July 13, 2007 — -- A 49-year-old male tattoo artist believed his tiredness was related to aging.
He'd always felt healthy and hadn't given doctors much thought. He'd partied a bit over the years, but an HIV test he took not long ago turned out to be negative. But his age and the fact that he was a bit overweight led him to check in with a doctor.
It may have been a decision that saved his life.
As he sat listening to his doctor review his laboratory tests, he heard something unexpected. "Your liver seems to be inflamed, and we ought to do some more tests."
A blood draw and a liver sonogram later, he learned that he had liver damage from chronic hepatitis C and that his liver might be on the way to cirrhosis, a terminal disease he thought only alcoholics got.
Devastating accounts like the one above are not as uncommon as one might think. Chronic viral hepatitis affects more than 2 million Americans, and the U.S. Centers for Disease Control and Prevention estimates that 30,000 Americans become infected with hepatitis C each year.
Hepatitis C is one of several viruses that attack the liver. Only 15 percent of people can fight off the infection without treatment. The other 85 percent develop chronic viral hepatitis, in which the immune system tries to destroy the virus, leading to inflammation and scarring.
Over time — usually decades — this scarring leads to cirrhosis. Liver cancer can also occur but is a much rarer cause of death than cirrhosis.
Hepatitis C is spread primarily by blood. Sex is not a high-risk activity, but this, too, can occasionally transmit infection.
More often than not, however, hepatitis C is acquired by sharing needles or snorting cocaine through shared "straws," which often contain small amounts of blood.
Some people acquired hepatitis C from tattoos or piercings before sterile equipment became required by law. Others contracted the virus from blood transfusions before blood-supply screening began in the 1980s.
It is interesting to note that since these measures were put into place, the risk of getting hepatitis C from a blood transfusion has fallen to only about 0.001 percent.
HIV infection is also a risk factor for the disease; up to 40 percent of HIV patients are also infected with hepatitis C. Worse, these patients develop cirrhosis five times faster than those without HIV.

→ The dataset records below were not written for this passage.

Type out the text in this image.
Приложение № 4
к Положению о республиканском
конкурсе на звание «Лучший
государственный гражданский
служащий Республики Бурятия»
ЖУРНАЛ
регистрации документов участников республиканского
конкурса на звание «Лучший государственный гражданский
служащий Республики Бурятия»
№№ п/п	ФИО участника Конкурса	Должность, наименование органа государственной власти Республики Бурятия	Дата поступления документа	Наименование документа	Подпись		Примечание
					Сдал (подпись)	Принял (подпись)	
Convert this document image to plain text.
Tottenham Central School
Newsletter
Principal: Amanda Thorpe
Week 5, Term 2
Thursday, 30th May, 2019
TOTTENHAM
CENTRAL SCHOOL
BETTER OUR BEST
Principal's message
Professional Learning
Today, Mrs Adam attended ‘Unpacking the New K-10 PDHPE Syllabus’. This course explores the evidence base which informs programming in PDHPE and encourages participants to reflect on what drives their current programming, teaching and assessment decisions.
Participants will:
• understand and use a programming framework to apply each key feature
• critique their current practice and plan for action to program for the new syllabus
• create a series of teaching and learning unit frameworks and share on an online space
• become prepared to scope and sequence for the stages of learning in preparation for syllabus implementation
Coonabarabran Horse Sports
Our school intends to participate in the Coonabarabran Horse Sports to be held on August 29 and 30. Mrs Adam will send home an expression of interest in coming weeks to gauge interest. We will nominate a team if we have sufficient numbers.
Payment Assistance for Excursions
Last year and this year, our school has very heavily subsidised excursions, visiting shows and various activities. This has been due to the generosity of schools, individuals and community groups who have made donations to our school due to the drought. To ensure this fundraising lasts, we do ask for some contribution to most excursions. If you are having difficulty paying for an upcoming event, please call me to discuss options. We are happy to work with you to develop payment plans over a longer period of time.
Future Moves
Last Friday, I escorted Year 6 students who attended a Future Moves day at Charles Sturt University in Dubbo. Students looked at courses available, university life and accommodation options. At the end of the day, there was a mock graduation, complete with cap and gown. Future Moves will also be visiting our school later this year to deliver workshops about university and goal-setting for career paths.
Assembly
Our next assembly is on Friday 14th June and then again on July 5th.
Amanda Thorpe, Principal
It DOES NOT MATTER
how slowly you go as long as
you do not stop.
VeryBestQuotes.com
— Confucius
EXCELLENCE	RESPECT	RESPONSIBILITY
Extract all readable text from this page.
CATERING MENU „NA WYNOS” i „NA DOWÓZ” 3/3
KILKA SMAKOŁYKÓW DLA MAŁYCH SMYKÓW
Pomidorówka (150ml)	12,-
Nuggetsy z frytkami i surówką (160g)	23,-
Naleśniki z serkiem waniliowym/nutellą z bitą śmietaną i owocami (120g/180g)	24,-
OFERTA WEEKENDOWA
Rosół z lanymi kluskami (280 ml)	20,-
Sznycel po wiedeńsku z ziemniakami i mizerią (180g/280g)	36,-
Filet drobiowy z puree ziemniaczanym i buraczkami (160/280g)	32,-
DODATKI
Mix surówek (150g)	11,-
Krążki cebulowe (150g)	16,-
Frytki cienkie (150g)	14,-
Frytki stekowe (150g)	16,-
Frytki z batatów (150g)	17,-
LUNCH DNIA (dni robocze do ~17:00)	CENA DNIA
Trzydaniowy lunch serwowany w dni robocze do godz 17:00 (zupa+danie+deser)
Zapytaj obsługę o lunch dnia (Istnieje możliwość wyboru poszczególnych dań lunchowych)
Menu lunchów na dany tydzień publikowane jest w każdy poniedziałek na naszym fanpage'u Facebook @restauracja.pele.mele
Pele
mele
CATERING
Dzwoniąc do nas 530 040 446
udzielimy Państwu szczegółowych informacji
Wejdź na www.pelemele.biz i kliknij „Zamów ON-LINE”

Those suffering from hepatitis C may have fatigue, poor concentration and mild pain on the right side of the abdomen.
Unlike other hepatitis viruses, which cause yellowing of the eyes, nausea and fevers, hepatitis C infection is usually "silent" for decades until cirrhosis occurs.
Cirrhosis, or scarring of the liver, prevents the liver from filtering blood appropriately. Fluids from the liver back up into the spleen and veins throughout the body, causing the spleen to swell and the belly to fill with gallons of fluid.
In severe cases, legs develop large varicose veins and life-threatening bleeding from the esophagus can occur. Some patients may even go into a coma because the liver fails to clear toxins from the blood.
If the signs of hepatitis C are present, doctors may check for liver damage with routine blood tests. Lab tests can only predict that something is wrong, not how much damage has occurred.
The best way to prevent hepatitis C is to avoid contact with another person's blood.
Injection drug use, snorting cocaine and even sharing toothbrushes or razors can transmit hepatitis C.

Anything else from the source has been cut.